December 29, 2015 • Life for Leaders
You shall not withhold the wages of poor and needy laborers, whether other Israelites or aliens who reside in your land in one of your towns. You shall pay them their wages daily before sunset, because they are poor and their livelihood depends on them; otherwise they might cry to the LORD against you, and you would incur guilt.”
In yesterday’s devotion, we saw that Ebenezer Scrooge was transformed from someone who treated his worker, Bob Cratchit, poorly, to a boss who paid just wages. Seeking justice in the workplace is an essential element of keeping Christmas well, both in Dickens’ A Christmas Carol and in the Scripture. Yet, there is more to keeping Christmas well for those of us who are in a position of leadership in our workplaces.
Before his transformation, Scrooge cared little about Bob Cratchit the man: a husband, father, and human being. Scrooge saw Bob only in terms of his usefulness at work. His perspective began to change, however, through what he saw on his excursions with the ghostly visitors. Scrooge watched the Cratchit family as they loved each other in spite of their poverty. He saw them drink a toast even to him, in spite of Mrs. Cratchit’s objections. Most of all, Scrooge saw Tiny Tim in his sweetness and his physical limitations. All of this contributed to Scrooge’s change of heart.
Thus, in the final stave of A Christmas Carol, Scrooge did more than raise Bob’s salary. In his own words, Scrooge said: “I’ll raise your salary, and endeavour to assist your struggling family, and we will discuss your affairs this very afternoon, over a Christmas bowl of smoking bishop.” (Smoking bishop is a kind of mulled wine, by the way.) Scrooge didn’t just promise to help Bob’s family. Rather, “Scrooge was better than his word. He did it all, and infinitely more; and to Tiny Tim, who did NOT die, he was a second father.”

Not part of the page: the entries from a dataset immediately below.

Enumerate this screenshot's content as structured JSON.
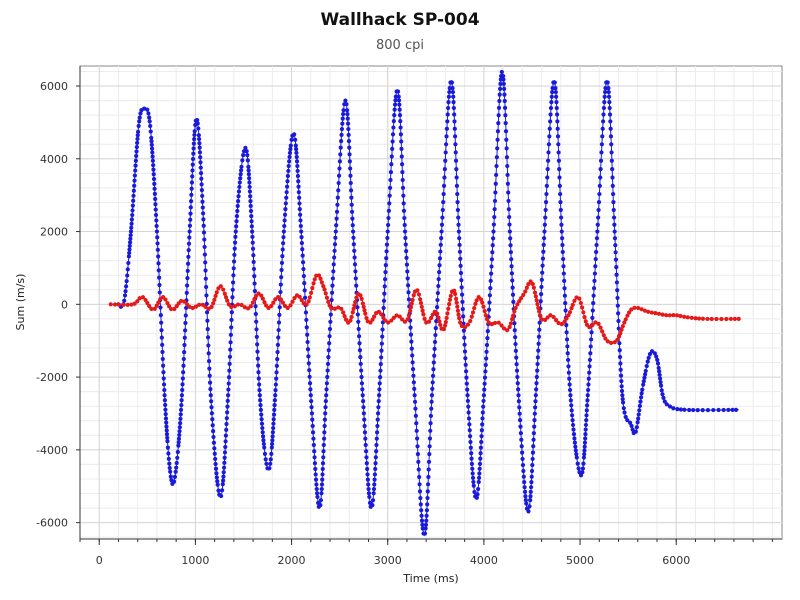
{
  "chart_data": {
    "type": "line",
    "title": "Wallhack SP-004",
    "subtitle": "800 cpi",
    "xlabel": "Time (ms)",
    "ylabel": "Sum (m/s)",
    "xlim": [
      -200,
      7100
    ],
    "ylim": [
      -6450,
      6550
    ],
    "x_ticks": [
      0,
      1000,
      2000,
      3000,
      4000,
      5000,
      6000
    ],
    "y_ticks": [
      -6000,
      -4000,
      -2000,
      0,
      2000,
      4000,
      6000
    ],
    "grid": true,
    "series": [
      {
        "color": "#1a1adc",
        "points": [
          [
            200,
            0
          ],
          [
            260,
            100
          ],
          [
            330,
            2000
          ],
          [
            410,
            4900
          ],
          [
            470,
            5380
          ],
          [
            530,
            4900
          ],
          [
            600,
            2000
          ],
          [
            680,
            -2500
          ],
          [
            740,
            -4650
          ],
          [
            790,
            -4700
          ],
          [
            860,
            -2500
          ],
          [
            940,
            2000
          ],
          [
            1010,
            5100
          ],
          [
            1080,
            2500
          ],
          [
            1160,
            -2500
          ],
          [
            1260,
            -5300
          ],
          [
            1340,
            -2500
          ],
          [
            1420,
            2000
          ],
          [
            1520,
            4300
          ],
          [
            1590,
            2000
          ],
          [
            1670,
            -2500
          ],
          [
            1760,
            -4550
          ],
          [
            1830,
            -2500
          ],
          [
            1920,
            2000
          ],
          [
            2020,
            4700
          ],
          [
            2100,
            2000
          ],
          [
            2200,
            -2500
          ],
          [
            2290,
            -5600
          ],
          [
            2360,
            -2500
          ],
          [
            2460,
            2000
          ],
          [
            2560,
            5600
          ],
          [
            2640,
            2000
          ],
          [
            2740,
            -2500
          ],
          [
            2830,
            -5600
          ],
          [
            2910,
            -2500
          ],
          [
            3000,
            2000
          ],
          [
            3100,
            5900
          ],
          [
            3180,
            2000
          ],
          [
            3280,
            -2500
          ],
          [
            3380,
            -6350
          ],
          [
            3460,
            -2500
          ],
          [
            3560,
            2000
          ],
          [
            3660,
            6150
          ],
          [
            3740,
            2000
          ],
          [
            3830,
            -2500
          ],
          [
            3920,
            -5350
          ],
          [
            4000,
            -2500
          ],
          [
            4100,
            2000
          ],
          [
            4190,
            6400
          ],
          [
            4270,
            2000
          ],
          [
            4360,
            -2500
          ],
          [
            4460,
            -5700
          ],
          [
            4540,
            -2500
          ],
          [
            4630,
            2000
          ],
          [
            4730,
            6150
          ],
          [
            4810,
            2000
          ],
          [
            4900,
            -2500
          ],
          [
            5010,
            -4700
          ],
          [
            5080,
            -2500
          ],
          [
            5180,
            2000
          ],
          [
            5280,
            6150
          ],
          [
            5360,
            2000
          ],
          [
            5440,
            -2500
          ],
          [
            5530,
            -3300
          ],
          [
            5580,
            -3500
          ],
          [
            5650,
            -2300
          ],
          [
            5730,
            -1350
          ],
          [
            5800,
            -1500
          ],
          [
            5860,
            -2500
          ],
          [
            5930,
            -2800
          ],
          [
            6100,
            -2900
          ],
          [
            6650,
            -2900
          ]
        ]
      },
      {
        "color": "#e61919",
        "points": [
          [
            120,
            0
          ],
          [
            350,
            0
          ],
          [
            450,
            200
          ],
          [
            560,
            -150
          ],
          [
            660,
            200
          ],
          [
            760,
            -150
          ],
          [
            860,
            100
          ],
          [
            960,
            -100
          ],
          [
            1060,
            0
          ],
          [
            1160,
            -100
          ],
          [
            1260,
            500
          ],
          [
            1360,
            -50
          ],
          [
            1460,
            0
          ],
          [
            1560,
            -100
          ],
          [
            1660,
            300
          ],
          [
            1760,
            -100
          ],
          [
            1860,
            200
          ],
          [
            1960,
            -100
          ],
          [
            2060,
            250
          ],
          [
            2160,
            0
          ],
          [
            2260,
            800
          ],
          [
            2330,
            500
          ],
          [
            2410,
            -100
          ],
          [
            2510,
            -100
          ],
          [
            2600,
            -500
          ],
          [
            2700,
            300
          ],
          [
            2800,
            -500
          ],
          [
            2900,
            -200
          ],
          [
            3000,
            -500
          ],
          [
            3100,
            -300
          ],
          [
            3200,
            -450
          ],
          [
            3300,
            400
          ],
          [
            3400,
            -500
          ],
          [
            3500,
            -200
          ],
          [
            3580,
            -700
          ],
          [
            3680,
            400
          ],
          [
            3760,
            -550
          ],
          [
            3850,
            -500
          ],
          [
            3950,
            200
          ],
          [
            4050,
            -500
          ],
          [
            4150,
            -500
          ],
          [
            4250,
            -700
          ],
          [
            4330,
            -100
          ],
          [
            4420,
            300
          ],
          [
            4500,
            600
          ],
          [
            4600,
            -400
          ],
          [
            4700,
            -300
          ],
          [
            4800,
            -550
          ],
          [
            4880,
            -300
          ],
          [
            4980,
            200
          ],
          [
            5080,
            -600
          ],
          [
            5180,
            -500
          ],
          [
            5280,
            -1000
          ],
          [
            5380,
            -1000
          ],
          [
            5460,
            -500
          ],
          [
            5530,
            -150
          ],
          [
            5600,
            -100
          ],
          [
            5700,
            -200
          ],
          [
            5800,
            -250
          ],
          [
            5900,
            -300
          ],
          [
            6000,
            -300
          ],
          [
            6100,
            -350
          ],
          [
            6300,
            -400
          ],
          [
            6650,
            -400
          ]
        ]
      }
    ]
  }
}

We will keep Christmas well when we see the people we work with as people, not just workers. This is especially true for those of us who have management responsibility. I’m not saying that we need to get deeply involved in the family life of all who report to us. I am saying that we will see them differently, and therefore treat them differently.
I am reminded of a story in Max De Pree’s classic book, Leadership Is an Art. Max’s father, D.J. De Pree, was managing a furniture company when one of his employees died. This man had been a millwright at the factory. D.J. went to call on the man’s family after his death. During his visit, the millwright’s widow read some of her husband’s poetry to D. J. He was struck by the unexpected giftedness of the man he had known mainly as a millwright. This experience transformed D.J.’s understanding of how to think about the people whom he employed. He embraced a new commitment to seeing his employees, first and foremost, as full, gifted human beings. Reflecting on his father’s experience, Max writes, “In our effort to understand corporate life, what is it we should learn from this story? In addition to all of the ratios and goals and parameters and bottom lines, it is fundamental that leaders endorse a concept of persons” (Leadership Is an Art, p. 8).
The incarnation of the Word of God, which we celebrate at Christmas, reminds us of the sacredness of human life. Each human being is special to God. Each human being is far more than just a cog in a workplace machine. Therefore, we will keep Christmas well when we care about the whole person of each one who works for us or alongside us.
QUESTIONS TO CONSIDER:
Have you had a similar experience like D. J. De Pree did after the millwright died? Has there ever been a time in your life when you came to see someone in your workplace with new eyes?
How can we care for people whom we manage as people? If you are a supervisor at work, what things do you do – or might you do – to demonstrate care for those who report to you?
Gracious God, today we want to thank you for those with whom we work. Thank you, Lord, for our colleagues, from those who report to us, for those to whom we report. Thank you for the chance to work together, and in the process to care for each other as human beings.
Help those of us who manage people to find wise and appropriate ways to care for the wholeness of the persons who work for us. May our efforts as supervisors reflect the sacredness of each life entrusted to our care. Amen.